A few months ago, I felt worse than I ever had in my life. I was so tired I didn’t have the energy to play with my kids. Anxiety would hit me every morning around 4 am, forcing me out of bed and into a gym. I ate salads and exercised for hours every day to try to stop the unexplainable weight gain.
I thought I was just going crazy. I thought that this was just motherhood. I thought that moms were just tired zombies that sacrificed everything for their kids until they were a shell of their former selves.
I was so anxious but I didn’t want to be seen as incapable of taking care of my kids. I didn’t want to be seen as a bad mom. I didn’t want my family to think that I was broken.
So I put off seeing a doctor. I didn’t acknowledge that I desperately needed to. After all, Mothers are Martyrs, right?
When I finally went in, it took a lot of fighting for tests and advocating for my health. My first doctor prescribed anti-depressants and they didn’t do me any good. The second practitioner also believed I was just depressed and overeating and I had to be assertive to get the test run I needed. It took so much work and was so exhausting but finally, I got answers. I have PCOS (polycystic ovary syndrome).
I am not crazy. It was not motherhood like my first doctor said. It wasn’t depression. It was my hormones. I had been betrayed by my hormones and not motherhood. I wasn’t a bad mom.

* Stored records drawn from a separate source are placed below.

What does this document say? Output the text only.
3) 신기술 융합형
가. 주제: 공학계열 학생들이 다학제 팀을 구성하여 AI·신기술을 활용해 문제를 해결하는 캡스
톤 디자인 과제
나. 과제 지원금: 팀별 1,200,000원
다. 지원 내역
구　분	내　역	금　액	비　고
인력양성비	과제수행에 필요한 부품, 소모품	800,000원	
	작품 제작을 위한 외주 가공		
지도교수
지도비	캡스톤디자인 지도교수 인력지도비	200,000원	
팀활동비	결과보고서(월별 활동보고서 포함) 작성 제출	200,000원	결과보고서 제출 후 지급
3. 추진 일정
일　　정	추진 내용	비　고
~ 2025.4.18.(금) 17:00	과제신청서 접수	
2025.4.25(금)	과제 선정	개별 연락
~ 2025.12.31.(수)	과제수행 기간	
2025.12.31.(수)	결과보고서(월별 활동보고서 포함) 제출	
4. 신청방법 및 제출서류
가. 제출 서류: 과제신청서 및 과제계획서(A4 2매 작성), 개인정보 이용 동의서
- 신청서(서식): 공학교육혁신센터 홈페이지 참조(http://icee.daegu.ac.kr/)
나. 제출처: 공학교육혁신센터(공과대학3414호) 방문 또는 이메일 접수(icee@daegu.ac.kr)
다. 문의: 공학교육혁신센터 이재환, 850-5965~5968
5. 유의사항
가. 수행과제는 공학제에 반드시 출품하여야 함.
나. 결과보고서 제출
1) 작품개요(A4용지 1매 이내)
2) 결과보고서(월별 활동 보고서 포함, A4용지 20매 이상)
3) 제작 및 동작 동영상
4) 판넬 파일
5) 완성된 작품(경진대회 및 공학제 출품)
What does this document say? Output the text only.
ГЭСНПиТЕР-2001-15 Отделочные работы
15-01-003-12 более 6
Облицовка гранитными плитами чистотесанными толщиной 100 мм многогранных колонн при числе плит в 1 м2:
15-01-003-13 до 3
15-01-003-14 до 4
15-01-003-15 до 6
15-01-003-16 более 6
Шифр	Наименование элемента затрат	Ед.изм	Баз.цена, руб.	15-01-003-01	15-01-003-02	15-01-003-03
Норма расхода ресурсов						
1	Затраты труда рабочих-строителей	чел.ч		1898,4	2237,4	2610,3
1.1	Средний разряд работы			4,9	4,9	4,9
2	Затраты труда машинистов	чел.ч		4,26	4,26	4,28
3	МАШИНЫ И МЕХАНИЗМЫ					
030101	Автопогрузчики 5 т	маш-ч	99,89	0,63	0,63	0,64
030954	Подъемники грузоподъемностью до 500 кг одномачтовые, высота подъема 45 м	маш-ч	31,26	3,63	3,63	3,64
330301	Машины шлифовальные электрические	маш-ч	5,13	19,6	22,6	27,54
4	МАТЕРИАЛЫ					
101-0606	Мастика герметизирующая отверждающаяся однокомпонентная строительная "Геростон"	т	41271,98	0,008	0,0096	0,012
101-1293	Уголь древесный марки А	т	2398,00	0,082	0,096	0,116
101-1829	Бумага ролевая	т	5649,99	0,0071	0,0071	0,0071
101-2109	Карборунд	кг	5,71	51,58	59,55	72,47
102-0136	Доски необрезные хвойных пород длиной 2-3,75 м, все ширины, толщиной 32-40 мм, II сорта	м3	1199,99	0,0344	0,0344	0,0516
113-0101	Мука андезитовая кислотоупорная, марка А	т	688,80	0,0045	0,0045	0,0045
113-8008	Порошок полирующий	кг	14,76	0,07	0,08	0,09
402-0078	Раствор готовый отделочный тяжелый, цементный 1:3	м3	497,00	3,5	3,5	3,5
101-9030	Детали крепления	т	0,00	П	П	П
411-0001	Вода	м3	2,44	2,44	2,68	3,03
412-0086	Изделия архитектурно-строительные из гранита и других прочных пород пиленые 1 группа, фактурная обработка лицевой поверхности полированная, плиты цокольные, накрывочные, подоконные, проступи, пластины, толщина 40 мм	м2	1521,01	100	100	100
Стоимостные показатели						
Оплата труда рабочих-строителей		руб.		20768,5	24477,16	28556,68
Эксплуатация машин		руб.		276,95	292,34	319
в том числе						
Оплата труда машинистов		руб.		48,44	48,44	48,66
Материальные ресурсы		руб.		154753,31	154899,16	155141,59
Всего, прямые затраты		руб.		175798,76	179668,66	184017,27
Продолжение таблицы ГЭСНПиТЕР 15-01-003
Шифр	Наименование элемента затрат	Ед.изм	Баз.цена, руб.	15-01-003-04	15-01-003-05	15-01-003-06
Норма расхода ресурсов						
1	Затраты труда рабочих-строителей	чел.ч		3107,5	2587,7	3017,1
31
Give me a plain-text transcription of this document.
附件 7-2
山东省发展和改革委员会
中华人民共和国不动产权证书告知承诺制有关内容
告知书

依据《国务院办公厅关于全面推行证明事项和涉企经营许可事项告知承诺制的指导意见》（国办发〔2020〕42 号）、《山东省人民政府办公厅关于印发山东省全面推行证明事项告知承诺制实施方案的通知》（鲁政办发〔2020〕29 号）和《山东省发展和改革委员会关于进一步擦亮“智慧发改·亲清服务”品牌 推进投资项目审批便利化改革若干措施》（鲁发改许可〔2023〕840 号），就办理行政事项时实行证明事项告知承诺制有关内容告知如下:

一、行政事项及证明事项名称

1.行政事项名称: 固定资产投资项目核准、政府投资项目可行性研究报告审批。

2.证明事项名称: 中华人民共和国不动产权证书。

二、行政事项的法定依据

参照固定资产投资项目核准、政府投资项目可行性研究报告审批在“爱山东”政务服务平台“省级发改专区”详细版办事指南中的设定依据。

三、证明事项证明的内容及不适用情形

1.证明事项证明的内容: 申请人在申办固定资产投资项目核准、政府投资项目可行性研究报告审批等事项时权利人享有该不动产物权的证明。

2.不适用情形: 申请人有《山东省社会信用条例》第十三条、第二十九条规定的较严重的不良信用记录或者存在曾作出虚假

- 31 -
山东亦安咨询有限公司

If you are struggling, drowning in exhaustion, then make the appointment. Go see your doctor and get help. Motherhood shouldn’t be so hard. You are not a bad mom if you need medication to survive every day. Motherhood is not the cure. You cannot continue filling your children’s cups if yours is running on empty.
If you need medicine to help you get through the day, take it. If you need a monthly massage, get one. If you need a weekly getaway, make it happen. You deserve to feel good and confident. You deserve to be happy in motherhood. You deserve to have the energy to play with your kids and your spouse.
Fight for yourself. Fight for yourself so your kids know they should fight for themselves. Fight for yourself and end the cycle of martyrdom in motherhood. Don’t settle for how you feel now when you can feel so much better. End the cycle.